As "H. A. Page" he published:

- The Memoir of Nathaniel Hawthorne (1872; with several uncollected contributions to American periodicals);
- an analytical Study of Thoreau (1878); and
- his major work, De Quincey: his Life and Writings, with Unpublished Correspondence (supplied by De Quincey's daughters) (2 vols. 1877; 2nd edit. 1879, revised edit. in one vol. 1890).

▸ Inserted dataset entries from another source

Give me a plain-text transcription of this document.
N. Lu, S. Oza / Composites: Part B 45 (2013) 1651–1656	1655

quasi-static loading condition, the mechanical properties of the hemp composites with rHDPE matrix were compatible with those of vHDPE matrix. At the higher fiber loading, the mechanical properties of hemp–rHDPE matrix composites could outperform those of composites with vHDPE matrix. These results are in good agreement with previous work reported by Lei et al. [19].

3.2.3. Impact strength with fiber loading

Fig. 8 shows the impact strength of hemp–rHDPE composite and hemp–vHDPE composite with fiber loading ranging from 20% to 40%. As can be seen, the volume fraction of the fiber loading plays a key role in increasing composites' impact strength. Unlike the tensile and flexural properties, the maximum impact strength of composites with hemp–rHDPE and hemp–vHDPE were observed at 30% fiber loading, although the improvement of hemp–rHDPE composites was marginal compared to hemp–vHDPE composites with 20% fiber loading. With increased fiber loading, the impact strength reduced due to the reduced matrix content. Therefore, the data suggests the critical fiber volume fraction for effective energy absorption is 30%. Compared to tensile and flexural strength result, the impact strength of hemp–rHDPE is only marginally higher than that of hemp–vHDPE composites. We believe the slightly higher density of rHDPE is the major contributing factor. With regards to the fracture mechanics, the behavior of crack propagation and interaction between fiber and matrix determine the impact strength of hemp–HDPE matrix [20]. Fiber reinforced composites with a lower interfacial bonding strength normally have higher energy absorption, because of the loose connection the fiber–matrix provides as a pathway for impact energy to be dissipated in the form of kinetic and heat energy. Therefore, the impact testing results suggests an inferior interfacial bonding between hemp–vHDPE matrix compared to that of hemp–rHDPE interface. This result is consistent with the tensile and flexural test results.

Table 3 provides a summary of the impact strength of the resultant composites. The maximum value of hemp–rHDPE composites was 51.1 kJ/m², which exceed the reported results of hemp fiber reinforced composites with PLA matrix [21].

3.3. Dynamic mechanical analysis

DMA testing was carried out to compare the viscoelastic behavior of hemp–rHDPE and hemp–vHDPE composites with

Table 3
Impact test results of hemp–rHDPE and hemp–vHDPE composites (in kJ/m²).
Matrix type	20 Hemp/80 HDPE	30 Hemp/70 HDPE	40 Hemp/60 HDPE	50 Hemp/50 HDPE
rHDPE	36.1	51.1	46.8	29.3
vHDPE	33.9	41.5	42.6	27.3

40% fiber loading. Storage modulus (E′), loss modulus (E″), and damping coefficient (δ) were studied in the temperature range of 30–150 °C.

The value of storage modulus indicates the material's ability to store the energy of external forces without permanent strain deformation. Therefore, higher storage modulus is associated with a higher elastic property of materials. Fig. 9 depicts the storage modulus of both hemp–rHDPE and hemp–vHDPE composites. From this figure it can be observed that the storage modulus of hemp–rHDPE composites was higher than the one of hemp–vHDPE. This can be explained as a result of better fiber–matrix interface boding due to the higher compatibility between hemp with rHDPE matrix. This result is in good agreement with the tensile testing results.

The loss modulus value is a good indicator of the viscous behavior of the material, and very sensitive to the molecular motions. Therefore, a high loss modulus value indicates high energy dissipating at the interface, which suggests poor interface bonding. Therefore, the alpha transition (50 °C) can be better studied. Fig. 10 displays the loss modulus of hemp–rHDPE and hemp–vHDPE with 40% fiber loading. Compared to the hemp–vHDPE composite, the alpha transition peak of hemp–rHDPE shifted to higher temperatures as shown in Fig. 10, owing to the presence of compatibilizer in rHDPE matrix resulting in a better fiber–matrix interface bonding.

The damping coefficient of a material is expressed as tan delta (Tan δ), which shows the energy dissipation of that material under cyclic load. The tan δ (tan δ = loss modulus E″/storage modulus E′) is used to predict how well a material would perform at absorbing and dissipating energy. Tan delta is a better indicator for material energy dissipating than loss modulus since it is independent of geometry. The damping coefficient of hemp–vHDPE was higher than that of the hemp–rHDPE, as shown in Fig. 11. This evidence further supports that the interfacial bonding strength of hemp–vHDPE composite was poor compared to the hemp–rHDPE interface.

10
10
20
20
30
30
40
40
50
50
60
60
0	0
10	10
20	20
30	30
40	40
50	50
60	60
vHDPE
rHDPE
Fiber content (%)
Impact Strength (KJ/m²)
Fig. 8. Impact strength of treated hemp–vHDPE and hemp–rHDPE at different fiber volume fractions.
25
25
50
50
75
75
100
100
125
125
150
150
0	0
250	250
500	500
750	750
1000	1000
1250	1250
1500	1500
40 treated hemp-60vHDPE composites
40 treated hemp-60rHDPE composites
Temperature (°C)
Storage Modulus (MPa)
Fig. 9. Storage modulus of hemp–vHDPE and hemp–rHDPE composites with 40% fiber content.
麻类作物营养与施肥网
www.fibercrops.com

Japp tried many genres. Under a double pseudonym he issued in 1878 Lights on the Way (by "the late J. H. Alexander, B.A.", with explanatory note by "H. A. Page"), which was semi-autobiographical fiction. There followed:

- German Life and Literature (1880; studies of Lessing, Goethe, Moses Mendelssohn, Herder, Novalis, and other writers);
- Hours in my Garden, and Other Nature-Sketches (1893)
- three volumes of verse: The Circle of the Year: a Sonnet Sequence with Proem and Envoi (privately printed, 1893);
- Dramatic Pictures, English Rispetti, Sonnets and other Verses (1894);
- Adam and Lilith: a Poem in Four Parts (1899; by "A. F. Scot");
- Animal Anecdotes arranged on a New Principle (by "H. A. Page") (1887); it attempted to show that the faculties of certain animals differ in degree rather than in kind from those of men;
- Offering and Sacrifice: an Essay in Comparative Customs and Religious Development by "A. F. Scot" (1899);
- Some Heresies in Ethnology and Anthropology dealt with under his own name (1899);
- More Loose Links in the Darwinian Armour (1900);
- Our Common Cuckoo and Other Cuckoos and Parasitical Birds (1899), a criticism of the Darwinian view of parasitism; and
- Darwin Considered Mainly as Ethical Thinker (1901), criticism of the hypothesis of natural selection.

==Family==
Japp married twice:

1. in 1863 Elizabeth Paul Falconer (died 1888), daughter of John Falconer of Laurencekirk in Kincardineshire;
2. Eliza Love, of Scottish descent.

There were seven children of the first marriage.